Thanks to 2012’s Real Estate Investor Tax break, REITs pay little-to-no tax on profits. US REIT Round Hill Capital this week acquired an entire housing development in Hollystown in north Dublin, as well as the majority of another development in Maynooth, Kildare. The company intends to rent these properties.
We can presume these rents will be set to market prices.
O’Brien further declared he was a landlord from 2007-2015. He found himself in possession of not one, but two houses, so chose to rent one out, starting in the heady, pre-crash era.
O’Brien along with his wife bought a family home in 2007, but decided against selling his former residence – a two-bed apartment in Malahide. O’Brien rented the property first to a family member from 2007 and later to other private tenants, before finally selling the property at 11 Castle Heath, Swords Road, Malahide.
He sold it for €290,000 in March 2015.
O’Brien refused to comment on his investment in REITs, his time as a landlord and his donations from a property developer.
‘You wouldn’t fit two people into this place’
O’Brien’s government and party colleague Robert Troy is another landlord with a serious property portfolio. And he knows how to protect his interests.
In 2019 he took an unsuccessful Residential Tenancies Board (RTB) case against a tenant renting from him a €1,250 per month one-bed flat in Phibsborough, Dublin 7. Troy had let the flat to small business owner Paul McGahan. The flat is “a tiny little thing” according to McGahan: “You wouldn’t fit two people into this place,” he said.
McGahan said that Troy continually warned him he would bring an RTB case against him for cleaning costs. Rather than pay his final month’s rent, McGahan chose to surrender his deposit to Troy.
Unknown to McGahan, Troy followed through on his warning and initiated RTB proceedings against him. The RTB however on 7 November, 2019 ruled against Troy.
Which meant Troy had to pay his own cleaning costs.
The Minister of State at the Department of Enterprise, Trade and Employment however has means to pay these costs. His property holdings include a Dublin 7 house split into four flats, one which recently let for €1,550 per month rent. Troy, along with his business partner John Noel McGivney, are also to develop two three-bed houses in Phibsborough, despite objections from a local residents’ association.

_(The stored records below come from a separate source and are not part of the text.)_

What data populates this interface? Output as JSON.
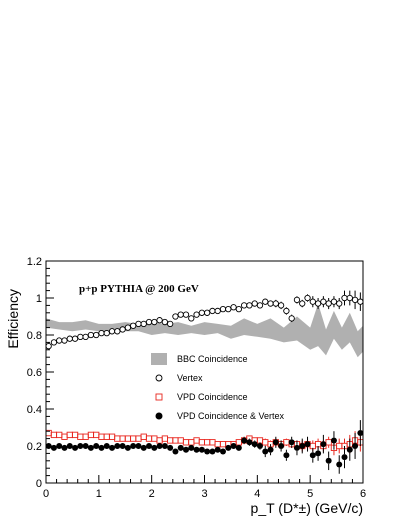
{
  "chart_data": {
    "type": "scatter",
    "annotation": "p+p PYTHIA @ 200 GeV",
    "xlabel": "p_T (D*±) (GeV/c)",
    "ylabel": "Efficiency",
    "xlim": [
      0,
      6
    ],
    "ylim": [
      0,
      1.2
    ],
    "xticks": [
      "0",
      "1",
      "2",
      "3",
      "4",
      "5",
      "6"
    ],
    "yticks": [
      "0",
      "0.2",
      "0.4",
      "0.6",
      "0.8",
      "1",
      "1.2"
    ],
    "grid": false,
    "legend_position": "center",
    "series": [
      {
        "name": "BBC Coincidence",
        "style": "band",
        "color": "#b0b0b0",
        "x": [
          0.0,
          0.25,
          0.5,
          0.75,
          1.0,
          1.25,
          1.5,
          1.75,
          2.0,
          2.25,
          2.5,
          2.75,
          3.0,
          3.25,
          3.5,
          3.75,
          4.0,
          4.25,
          4.5,
          4.75,
          5.0,
          5.15,
          5.3,
          5.45,
          5.6,
          5.75,
          5.9,
          6.0
        ],
        "low": [
          0.84,
          0.83,
          0.82,
          0.83,
          0.82,
          0.81,
          0.82,
          0.82,
          0.8,
          0.81,
          0.8,
          0.81,
          0.8,
          0.81,
          0.78,
          0.8,
          0.79,
          0.78,
          0.76,
          0.77,
          0.72,
          0.74,
          0.69,
          0.78,
          0.72,
          0.76,
          0.68,
          0.71
        ],
        "high": [
          0.89,
          0.87,
          0.87,
          0.88,
          0.86,
          0.86,
          0.87,
          0.86,
          0.87,
          0.86,
          0.87,
          0.85,
          0.87,
          0.86,
          0.85,
          0.89,
          0.86,
          0.89,
          0.84,
          0.9,
          0.84,
          0.97,
          0.83,
          0.93,
          0.84,
          0.92,
          0.82,
          0.85
        ]
      },
      {
        "name": "Vertex",
        "style": "open-circle",
        "color": "#000000",
        "x": [
          0.05,
          0.15,
          0.25,
          0.35,
          0.45,
          0.55,
          0.65,
          0.75,
          0.85,
          0.95,
          1.05,
          1.15,
          1.25,
          1.35,
          1.45,
          1.55,
          1.65,
          1.75,
          1.85,
          1.95,
          2.05,
          2.15,
          2.25,
          2.35,
          2.45,
          2.55,
          2.65,
          2.75,
          2.85,
          2.95,
          3.05,
          3.15,
          3.25,
          3.35,
          3.45,
          3.55,
          3.65,
          3.75,
          3.85,
          3.95,
          4.05,
          4.15,
          4.25,
          4.35,
          4.45,
          4.55,
          4.65,
          4.75,
          4.85,
          4.95,
          5.05,
          5.15,
          5.25,
          5.35,
          5.45,
          5.55,
          5.65,
          5.75,
          5.85,
          5.95
        ],
        "y": [
          0.74,
          0.76,
          0.77,
          0.77,
          0.78,
          0.78,
          0.79,
          0.79,
          0.8,
          0.8,
          0.81,
          0.81,
          0.82,
          0.82,
          0.83,
          0.84,
          0.85,
          0.86,
          0.86,
          0.87,
          0.87,
          0.88,
          0.87,
          0.86,
          0.9,
          0.91,
          0.91,
          0.89,
          0.91,
          0.92,
          0.92,
          0.93,
          0.93,
          0.94,
          0.94,
          0.95,
          0.94,
          0.96,
          0.96,
          0.97,
          0.96,
          0.98,
          0.97,
          0.97,
          0.96,
          0.93,
          0.89,
          0.99,
          0.97,
          1.0,
          0.98,
          0.97,
          0.98,
          0.97,
          0.98,
          0.97,
          1.0,
          1.0,
          0.99,
          0.98
        ],
        "err": [
          0.02,
          0.01,
          0.01,
          0.01,
          0.01,
          0.01,
          0.01,
          0.01,
          0.01,
          0.01,
          0.01,
          0.01,
          0.01,
          0.01,
          0.01,
          0.01,
          0.01,
          0.01,
          0.01,
          0.01,
          0.01,
          0.01,
          0.01,
          0.01,
          0.01,
          0.01,
          0.01,
          0.01,
          0.01,
          0.01,
          0.01,
          0.01,
          0.01,
          0.01,
          0.01,
          0.01,
          0.01,
          0.01,
          0.01,
          0.01,
          0.01,
          0.01,
          0.01,
          0.02,
          0.02,
          0.02,
          0.02,
          0.02,
          0.02,
          0.02,
          0.03,
          0.03,
          0.03,
          0.03,
          0.03,
          0.03,
          0.04,
          0.04,
          0.05,
          0.05
        ]
      },
      {
        "name": "VPD Coincidence",
        "style": "open-square",
        "color": "#e8241c",
        "x": [
          0.05,
          0.15,
          0.25,
          0.35,
          0.45,
          0.55,
          0.65,
          0.75,
          0.85,
          0.95,
          1.05,
          1.15,
          1.25,
          1.35,
          1.45,
          1.55,
          1.65,
          1.75,
          1.85,
          1.95,
          2.05,
          2.15,
          2.25,
          2.35,
          2.45,
          2.55,
          2.65,
          2.75,
          2.85,
          2.95,
          3.05,
          3.15,
          3.25,
          3.35,
          3.45,
          3.55,
          3.65,
          3.75,
          3.85,
          3.95,
          4.05,
          4.15,
          4.25,
          4.35,
          4.45,
          4.55,
          4.65,
          4.75,
          4.85,
          4.95,
          5.05,
          5.15,
          5.25,
          5.35,
          5.45,
          5.55,
          5.65,
          5.75,
          5.85,
          5.95
        ],
        "y": [
          0.27,
          0.26,
          0.26,
          0.25,
          0.26,
          0.26,
          0.25,
          0.25,
          0.26,
          0.26,
          0.25,
          0.25,
          0.25,
          0.24,
          0.24,
          0.24,
          0.24,
          0.24,
          0.25,
          0.24,
          0.24,
          0.23,
          0.24,
          0.23,
          0.23,
          0.23,
          0.22,
          0.22,
          0.23,
          0.22,
          0.22,
          0.22,
          0.21,
          0.21,
          0.21,
          0.21,
          0.22,
          0.23,
          0.24,
          0.23,
          0.23,
          0.22,
          0.21,
          0.22,
          0.21,
          0.22,
          0.21,
          0.21,
          0.2,
          0.21,
          0.2,
          0.21,
          0.2,
          0.22,
          0.19,
          0.2,
          0.2,
          0.21,
          0.23,
          0.22
        ],
        "err": [
          0.01,
          0.01,
          0.01,
          0.01,
          0.01,
          0.01,
          0.01,
          0.01,
          0.01,
          0.01,
          0.01,
          0.01,
          0.01,
          0.01,
          0.01,
          0.01,
          0.01,
          0.01,
          0.01,
          0.01,
          0.01,
          0.01,
          0.01,
          0.01,
          0.01,
          0.01,
          0.01,
          0.01,
          0.01,
          0.01,
          0.01,
          0.01,
          0.01,
          0.01,
          0.01,
          0.01,
          0.01,
          0.01,
          0.01,
          0.01,
          0.01,
          0.02,
          0.02,
          0.02,
          0.02,
          0.02,
          0.02,
          0.02,
          0.03,
          0.03,
          0.03,
          0.03,
          0.03,
          0.03,
          0.04,
          0.04,
          0.04,
          0.05,
          0.05,
          0.05
        ]
      },
      {
        "name": "VPD Coincidence & Vertex",
        "style": "filled-circle",
        "color": "#000000",
        "x": [
          0.05,
          0.15,
          0.25,
          0.35,
          0.45,
          0.55,
          0.65,
          0.75,
          0.85,
          0.95,
          1.05,
          1.15,
          1.25,
          1.35,
          1.45,
          1.55,
          1.65,
          1.75,
          1.85,
          1.95,
          2.05,
          2.15,
          2.25,
          2.35,
          2.45,
          2.55,
          2.65,
          2.75,
          2.85,
          2.95,
          3.05,
          3.15,
          3.25,
          3.35,
          3.45,
          3.55,
          3.65,
          3.75,
          3.85,
          3.95,
          4.05,
          4.15,
          4.25,
          4.35,
          4.45,
          4.55,
          4.65,
          4.75,
          4.85,
          4.95,
          5.05,
          5.15,
          5.25,
          5.35,
          5.45,
          5.55,
          5.65,
          5.75,
          5.85,
          5.95
        ],
        "y": [
          0.2,
          0.19,
          0.2,
          0.19,
          0.2,
          0.19,
          0.2,
          0.2,
          0.19,
          0.2,
          0.19,
          0.2,
          0.19,
          0.2,
          0.2,
          0.19,
          0.2,
          0.2,
          0.19,
          0.2,
          0.19,
          0.2,
          0.2,
          0.19,
          0.17,
          0.19,
          0.18,
          0.19,
          0.18,
          0.18,
          0.17,
          0.17,
          0.18,
          0.17,
          0.19,
          0.2,
          0.19,
          0.23,
          0.22,
          0.21,
          0.2,
          0.17,
          0.18,
          0.22,
          0.2,
          0.15,
          0.22,
          0.19,
          0.2,
          0.21,
          0.15,
          0.16,
          0.21,
          0.12,
          0.23,
          0.1,
          0.14,
          0.18,
          0.2,
          0.27
        ],
        "err": [
          0.01,
          0.01,
          0.01,
          0.01,
          0.01,
          0.01,
          0.01,
          0.01,
          0.01,
          0.01,
          0.01,
          0.01,
          0.01,
          0.01,
          0.01,
          0.01,
          0.01,
          0.01,
          0.01,
          0.01,
          0.01,
          0.01,
          0.01,
          0.01,
          0.01,
          0.01,
          0.01,
          0.01,
          0.01,
          0.01,
          0.01,
          0.01,
          0.01,
          0.01,
          0.01,
          0.01,
          0.01,
          0.02,
          0.02,
          0.02,
          0.02,
          0.03,
          0.03,
          0.03,
          0.03,
          0.03,
          0.03,
          0.04,
          0.04,
          0.04,
          0.04,
          0.04,
          0.05,
          0.05,
          0.05,
          0.05,
          0.06,
          0.06,
          0.07,
          0.07
        ]
      }
    ]
  }
}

Troy and McGivney – who has interests in nursing homes and greyhounds – are also developing apartments in Mullingar, Westmeath. The Longford-Westmeath TD in 2019 criticised Westmeath County Council for failing to provide adequate housing, saying, “I find the lack of urgency alarming and the lethargic nature of some of the senior members in the council is deeply frustrating given the number of people within the county who are in urgent need of accommodation.”
Former county councillor Troy has now declared that he intends to sell his Westmeath development to Westmeath County Council.
Troy declined to comment on his property portfolio, his RTB case against McGahan, his plans for further development in Dublin 7 and his plans to sell apartments to Westmeath County Council, of which he was formerly a member.